Thanks to everyone who came out to our PEG Speaker Series event discussing the Michigan Lame Duck session this past Sunday! Special thanks to our panelists Representative Yousef Rabhi, Samuel Bagenstos, and Rena Basch from Voters – Not Politicians!
If you missed it, here is a summary of the event written by our own Ellen!
At the well-attended PEG talk on Sunday, January 20, the three panelists—State Rep. Yousef Rabhi, Voters Not Politician representative Rena Basch and University of Michigan Law Professor Sam Bagenstos—decried the legislation the Republican-dominated State Houses pressed forward in their Lame Duck Session.
Yousef Rabhi began the discussion, admitting there was little he could do as a Democrat when Republican leadership passed hundreds of bills behind closed doors in the final weeks of the congressional session.

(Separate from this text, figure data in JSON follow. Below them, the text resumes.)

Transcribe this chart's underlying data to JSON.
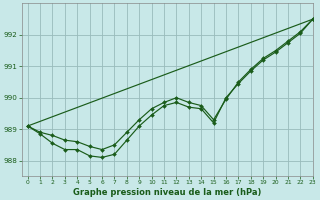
{
  "title": "Graphe pression niveau de la mer (hPa)",
  "bg_color": "#c8e8e8",
  "grid_color": "#99bbbb",
  "line_color": "#1a5c1a",
  "xlim": [
    -0.5,
    23
  ],
  "ylim": [
    987.5,
    993.0
  ],
  "yticks": [
    988,
    989,
    990,
    991,
    992
  ],
  "xticks": [
    0,
    1,
    2,
    3,
    4,
    5,
    6,
    7,
    8,
    9,
    10,
    11,
    12,
    13,
    14,
    15,
    16,
    17,
    18,
    19,
    20,
    21,
    22,
    23
  ],
  "series1": [
    989.1,
    988.9,
    988.8,
    988.65,
    988.6,
    988.45,
    988.35,
    988.5,
    988.9,
    989.3,
    989.65,
    989.85,
    990.0,
    989.85,
    989.75,
    989.3,
    989.95,
    990.5,
    990.9,
    991.25,
    991.5,
    991.8,
    992.1,
    992.5
  ],
  "series2": [
    989.1,
    988.85,
    988.55,
    988.35,
    988.35,
    988.15,
    988.1,
    988.2,
    988.65,
    989.1,
    989.45,
    989.75,
    989.85,
    989.7,
    989.65,
    989.2,
    990.0,
    990.45,
    990.85,
    991.2,
    991.45,
    991.75,
    992.05,
    992.5
  ],
  "trend_y": [
    989.1,
    992.5
  ],
  "trend_x": [
    0,
    23
  ]
}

His main contribution, he feels, was keeping the electorate informed of these happenings through live streaming. And in the end, activist citizens and organizations did make a difference through their protests and letters, mitigating some extreme legislation.

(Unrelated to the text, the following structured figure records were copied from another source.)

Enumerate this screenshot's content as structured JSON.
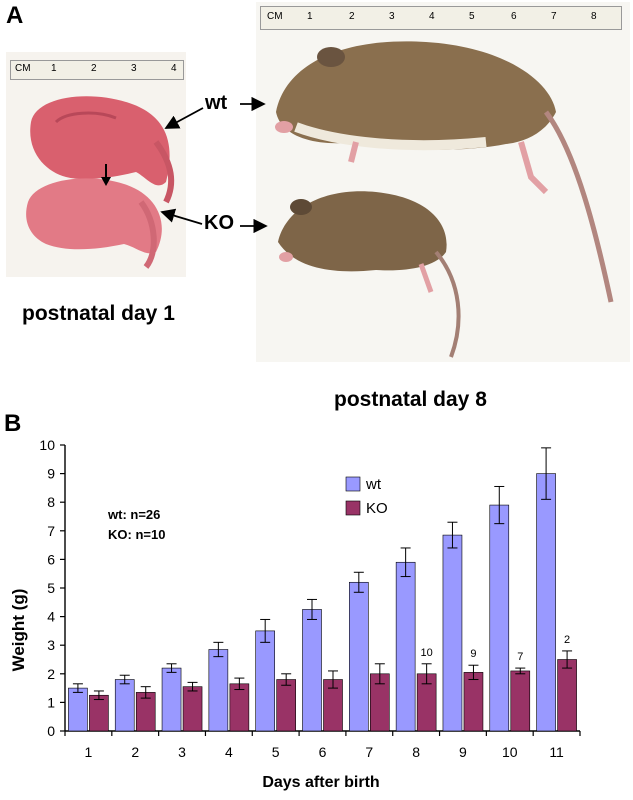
{
  "panel_a": {
    "letter": "A",
    "ruler_unit": "CM",
    "left_ruler_ticks": [
      "1",
      "2",
      "3",
      "4"
    ],
    "right_ruler_ticks": [
      "1",
      "2",
      "3",
      "4",
      "5",
      "6",
      "7",
      "8"
    ],
    "label_wt": "wt",
    "label_ko": "KO",
    "caption_left": "postnatal day 1",
    "caption_right": "postnatal day 8"
  },
  "panel_b": {
    "letter": "B",
    "annotation_line1": "wt: n=26",
    "annotation_line2": "KO: n=10"
  },
  "colors": {
    "wt": "#9999ff",
    "ko": "#993366",
    "pup_pink": "#e07a86",
    "fur_brown": "#8a6f4e"
  },
  "chart_data": {
    "type": "bar",
    "xlabel": "Days after birth",
    "ylabel": "Weight (g)",
    "ylim": [
      0,
      10
    ],
    "yticks": [
      0,
      1,
      2,
      3,
      4,
      5,
      6,
      7,
      8,
      9,
      10
    ],
    "grid": false,
    "legend_position": "top-right",
    "categories": [
      "1",
      "2",
      "3",
      "4",
      "5",
      "6",
      "7",
      "8",
      "9",
      "10",
      "11"
    ],
    "series": [
      {
        "name": "wt",
        "color": "#9999ff",
        "values": [
          1.5,
          1.8,
          2.2,
          2.85,
          3.5,
          4.25,
          5.2,
          5.9,
          6.85,
          7.9,
          9.0
        ],
        "errors": [
          0.15,
          0.15,
          0.15,
          0.25,
          0.4,
          0.35,
          0.35,
          0.5,
          0.45,
          0.65,
          0.9
        ]
      },
      {
        "name": "KO",
        "color": "#993366",
        "values": [
          1.25,
          1.35,
          1.55,
          1.65,
          1.8,
          1.8,
          2.0,
          2.0,
          2.05,
          2.1,
          2.5
        ],
        "errors": [
          0.15,
          0.2,
          0.15,
          0.2,
          0.2,
          0.3,
          0.35,
          0.35,
          0.25,
          0.1,
          0.3
        ]
      }
    ],
    "bar_annotations": [
      {
        "category": "8",
        "series": "KO",
        "text": "10"
      },
      {
        "category": "9",
        "series": "KO",
        "text": "9"
      },
      {
        "category": "10",
        "series": "KO",
        "text": "7"
      },
      {
        "category": "11",
        "series": "KO",
        "text": "2"
      }
    ]
  }
}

Much of this last minute legislation is unconstitutional, says Sam Bagenstos, and will be challenged in court. Examples of such Lame Duck legislation were the gutting of the Fair Wage Act and Paid Sick Leave, which the legislature itself passed earlier in the session (so it wouldn’t go to a ballot initiative when it would have been harder to gut). Although Republican Attorney General Bill Schuette gave his blessing to such legislative malfeasance, former Attorney General Frank Kelly abhorred such activity so it will be left to the Michigan Supreme Court to side with one of them or the other.

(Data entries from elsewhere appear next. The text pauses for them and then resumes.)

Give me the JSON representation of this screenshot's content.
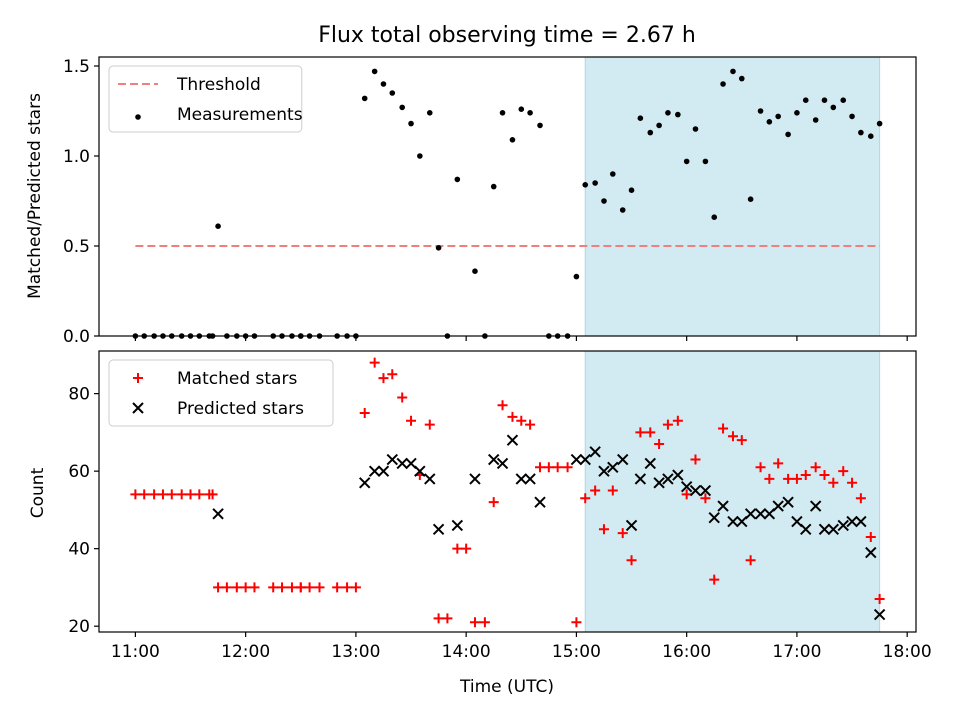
{
  "chart_data": {
    "title": "Flux total observing time = 2.67 h",
    "xlabel": "Time (UTC)",
    "x_unit": "hours UTC",
    "xlim": [
      10.67,
      18.08
    ],
    "x_ticks": [
      11,
      12,
      13,
      14,
      15,
      16,
      17,
      18
    ],
    "x_tick_labels": [
      "11:00",
      "12:00",
      "13:00",
      "14:00",
      "15:00",
      "16:00",
      "17:00",
      "18:00"
    ],
    "highlight_span": [
      15.08,
      17.75
    ],
    "highlight_color": "#ADD8E6",
    "panels": [
      {
        "type": "scatter",
        "ylabel": "Matched/Predicted stars",
        "ylim": [
          0,
          1.55
        ],
        "y_ticks": [
          0.0,
          0.5,
          1.0,
          1.5
        ],
        "y_tick_labels": [
          "0.0",
          "0.5",
          "1.0",
          "1.5"
        ],
        "legend_position": "top-left",
        "threshold": {
          "name": "Threshold",
          "value": 0.5,
          "x_range": [
            11.0,
            17.75
          ],
          "color": "#F08080"
        },
        "series": [
          {
            "name": "Measurements",
            "marker": "dot",
            "color": "#000000",
            "points": [
              [
                11.0,
                0
              ],
              [
                11.08,
                0
              ],
              [
                11.17,
                0
              ],
              [
                11.25,
                0
              ],
              [
                11.33,
                0
              ],
              [
                11.42,
                0
              ],
              [
                11.5,
                0
              ],
              [
                11.58,
                0
              ],
              [
                11.67,
                0
              ],
              [
                11.7,
                0
              ],
              [
                11.75,
                0.61
              ],
              [
                11.83,
                0
              ],
              [
                11.92,
                0
              ],
              [
                12.0,
                0
              ],
              [
                12.08,
                0
              ],
              [
                12.25,
                0
              ],
              [
                12.33,
                0
              ],
              [
                12.42,
                0
              ],
              [
                12.5,
                0
              ],
              [
                12.5,
                0
              ],
              [
                12.58,
                0
              ],
              [
                12.67,
                0
              ],
              [
                12.83,
                0
              ],
              [
                12.92,
                0
              ],
              [
                13.0,
                0
              ],
              [
                13.08,
                1.32
              ],
              [
                13.17,
                1.47
              ],
              [
                13.25,
                1.4
              ],
              [
                13.33,
                1.35
              ],
              [
                13.42,
                1.27
              ],
              [
                13.5,
                1.18
              ],
              [
                13.58,
                1.0
              ],
              [
                13.67,
                1.24
              ],
              [
                13.75,
                0.49
              ],
              [
                13.83,
                0
              ],
              [
                13.92,
                0.87
              ],
              [
                14.08,
                0.36
              ],
              [
                14.17,
                0
              ],
              [
                14.25,
                0.83
              ],
              [
                14.33,
                1.24
              ],
              [
                14.42,
                1.09
              ],
              [
                14.5,
                1.26
              ],
              [
                14.58,
                1.24
              ],
              [
                14.67,
                1.17
              ],
              [
                14.75,
                0
              ],
              [
                14.83,
                0
              ],
              [
                14.92,
                0
              ],
              [
                15.0,
                0.33
              ],
              [
                15.08,
                0.84
              ],
              [
                15.17,
                0.85
              ],
              [
                15.25,
                0.75
              ],
              [
                15.33,
                0.9
              ],
              [
                15.42,
                0.7
              ],
              [
                15.5,
                0.81
              ],
              [
                15.58,
                1.21
              ],
              [
                15.67,
                1.13
              ],
              [
                15.75,
                1.17
              ],
              [
                15.83,
                1.24
              ],
              [
                15.92,
                1.23
              ],
              [
                16.0,
                0.97
              ],
              [
                16.08,
                1.15
              ],
              [
                16.17,
                0.97
              ],
              [
                16.25,
                0.66
              ],
              [
                16.33,
                1.4
              ],
              [
                16.42,
                1.47
              ],
              [
                16.5,
                1.43
              ],
              [
                16.58,
                0.76
              ],
              [
                16.67,
                1.25
              ],
              [
                16.75,
                1.19
              ],
              [
                16.83,
                1.22
              ],
              [
                16.92,
                1.12
              ],
              [
                17.0,
                1.24
              ],
              [
                17.08,
                1.31
              ],
              [
                17.17,
                1.2
              ],
              [
                17.25,
                1.31
              ],
              [
                17.33,
                1.27
              ],
              [
                17.42,
                1.31
              ],
              [
                17.5,
                1.22
              ],
              [
                17.58,
                1.13
              ],
              [
                17.67,
                1.11
              ],
              [
                17.75,
                1.18
              ]
            ]
          }
        ]
      },
      {
        "type": "scatter",
        "ylabel": "Count",
        "ylim": [
          18.5,
          91
        ],
        "y_ticks": [
          20,
          40,
          60,
          80
        ],
        "y_tick_labels": [
          "20",
          "40",
          "60",
          "80"
        ],
        "legend_position": "top-left",
        "series": [
          {
            "name": "Matched stars",
            "marker": "plus",
            "color": "#FF0000",
            "points": [
              [
                11.0,
                54
              ],
              [
                11.08,
                54
              ],
              [
                11.17,
                54
              ],
              [
                11.25,
                54
              ],
              [
                11.33,
                54
              ],
              [
                11.42,
                54
              ],
              [
                11.5,
                54
              ],
              [
                11.58,
                54
              ],
              [
                11.67,
                54
              ],
              [
                11.7,
                54
              ],
              [
                11.75,
                30
              ],
              [
                11.83,
                30
              ],
              [
                11.92,
                30
              ],
              [
                12.0,
                30
              ],
              [
                12.08,
                30
              ],
              [
                12.25,
                30
              ],
              [
                12.33,
                30
              ],
              [
                12.42,
                30
              ],
              [
                12.5,
                30
              ],
              [
                12.5,
                30
              ],
              [
                12.58,
                30
              ],
              [
                12.67,
                30
              ],
              [
                12.83,
                30
              ],
              [
                12.92,
                30
              ],
              [
                13.0,
                30
              ],
              [
                13.08,
                75
              ],
              [
                13.17,
                88
              ],
              [
                13.25,
                84
              ],
              [
                13.33,
                85
              ],
              [
                13.42,
                79
              ],
              [
                13.5,
                73
              ],
              [
                13.58,
                59
              ],
              [
                13.67,
                72
              ],
              [
                13.75,
                22
              ],
              [
                13.83,
                22
              ],
              [
                13.92,
                40
              ],
              [
                14.0,
                40
              ],
              [
                14.08,
                21
              ],
              [
                14.17,
                21
              ],
              [
                14.25,
                52
              ],
              [
                14.33,
                77
              ],
              [
                14.42,
                74
              ],
              [
                14.5,
                73
              ],
              [
                14.58,
                72
              ],
              [
                14.67,
                61
              ],
              [
                14.75,
                61
              ],
              [
                14.83,
                61
              ],
              [
                14.92,
                61
              ],
              [
                15.0,
                21
              ],
              [
                15.08,
                53
              ],
              [
                15.17,
                55
              ],
              [
                15.25,
                45
              ],
              [
                15.33,
                55
              ],
              [
                15.42,
                44
              ],
              [
                15.5,
                37
              ],
              [
                15.58,
                70
              ],
              [
                15.67,
                70
              ],
              [
                15.75,
                67
              ],
              [
                15.83,
                72
              ],
              [
                15.92,
                73
              ],
              [
                16.0,
                54
              ],
              [
                16.08,
                63
              ],
              [
                16.17,
                53
              ],
              [
                16.25,
                32
              ],
              [
                16.33,
                71
              ],
              [
                16.42,
                69
              ],
              [
                16.5,
                68
              ],
              [
                16.58,
                37
              ],
              [
                16.67,
                61
              ],
              [
                16.75,
                58
              ],
              [
                16.83,
                62
              ],
              [
                16.92,
                58
              ],
              [
                17.0,
                58
              ],
              [
                17.08,
                59
              ],
              [
                17.17,
                61
              ],
              [
                17.25,
                59
              ],
              [
                17.33,
                57
              ],
              [
                17.42,
                60
              ],
              [
                17.5,
                57
              ],
              [
                17.58,
                53
              ],
              [
                17.67,
                43
              ],
              [
                17.75,
                27
              ]
            ]
          },
          {
            "name": "Predicted stars",
            "marker": "x",
            "color": "#000000",
            "points": [
              [
                11.75,
                49
              ],
              [
                13.08,
                57
              ],
              [
                13.17,
                60
              ],
              [
                13.25,
                60
              ],
              [
                13.33,
                63
              ],
              [
                13.42,
                62
              ],
              [
                13.5,
                62
              ],
              [
                13.58,
                60
              ],
              [
                13.67,
                58
              ],
              [
                13.75,
                45
              ],
              [
                13.92,
                46
              ],
              [
                14.08,
                58
              ],
              [
                14.25,
                63
              ],
              [
                14.33,
                62
              ],
              [
                14.42,
                68
              ],
              [
                14.5,
                58
              ],
              [
                14.58,
                58
              ],
              [
                14.67,
                52
              ],
              [
                15.0,
                63
              ],
              [
                15.08,
                63
              ],
              [
                15.17,
                65
              ],
              [
                15.25,
                60
              ],
              [
                15.33,
                61
              ],
              [
                15.42,
                63
              ],
              [
                15.5,
                46
              ],
              [
                15.58,
                58
              ],
              [
                15.67,
                62
              ],
              [
                15.75,
                57
              ],
              [
                15.83,
                58
              ],
              [
                15.92,
                59
              ],
              [
                16.0,
                56
              ],
              [
                16.08,
                55
              ],
              [
                16.17,
                55
              ],
              [
                16.25,
                48
              ],
              [
                16.33,
                51
              ],
              [
                16.42,
                47
              ],
              [
                16.5,
                47
              ],
              [
                16.58,
                49
              ],
              [
                16.67,
                49
              ],
              [
                16.75,
                49
              ],
              [
                16.83,
                51
              ],
              [
                16.92,
                52
              ],
              [
                17.0,
                47
              ],
              [
                17.08,
                45
              ],
              [
                17.17,
                51
              ],
              [
                17.25,
                45
              ],
              [
                17.33,
                45
              ],
              [
                17.42,
                46
              ],
              [
                17.5,
                47
              ],
              [
                17.58,
                47
              ],
              [
                17.67,
                39
              ],
              [
                17.75,
                23
              ]
            ]
          }
        ]
      }
    ]
  }
}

According to Rena Basch, the new legislation (PA 608-2018) which makes citizen ballot initiatives more difficult to execute is undoubtedly unconstitutional and will be challenged in court. Sadly, in her view, it represents Republican legislators’ “animosity to citizens in their efforts to direct democracy.”
Michigan is one of only eight states that have Lame Duck sessions. Ultimately, the Michigan electorate will have to redress this situation that Rabhi calls neither “functional nor democratic” through a constitutional amendment. In the end, Rabhi even felt sorry for Republican Governor Snyder who had five days to evaluate about 400 bills.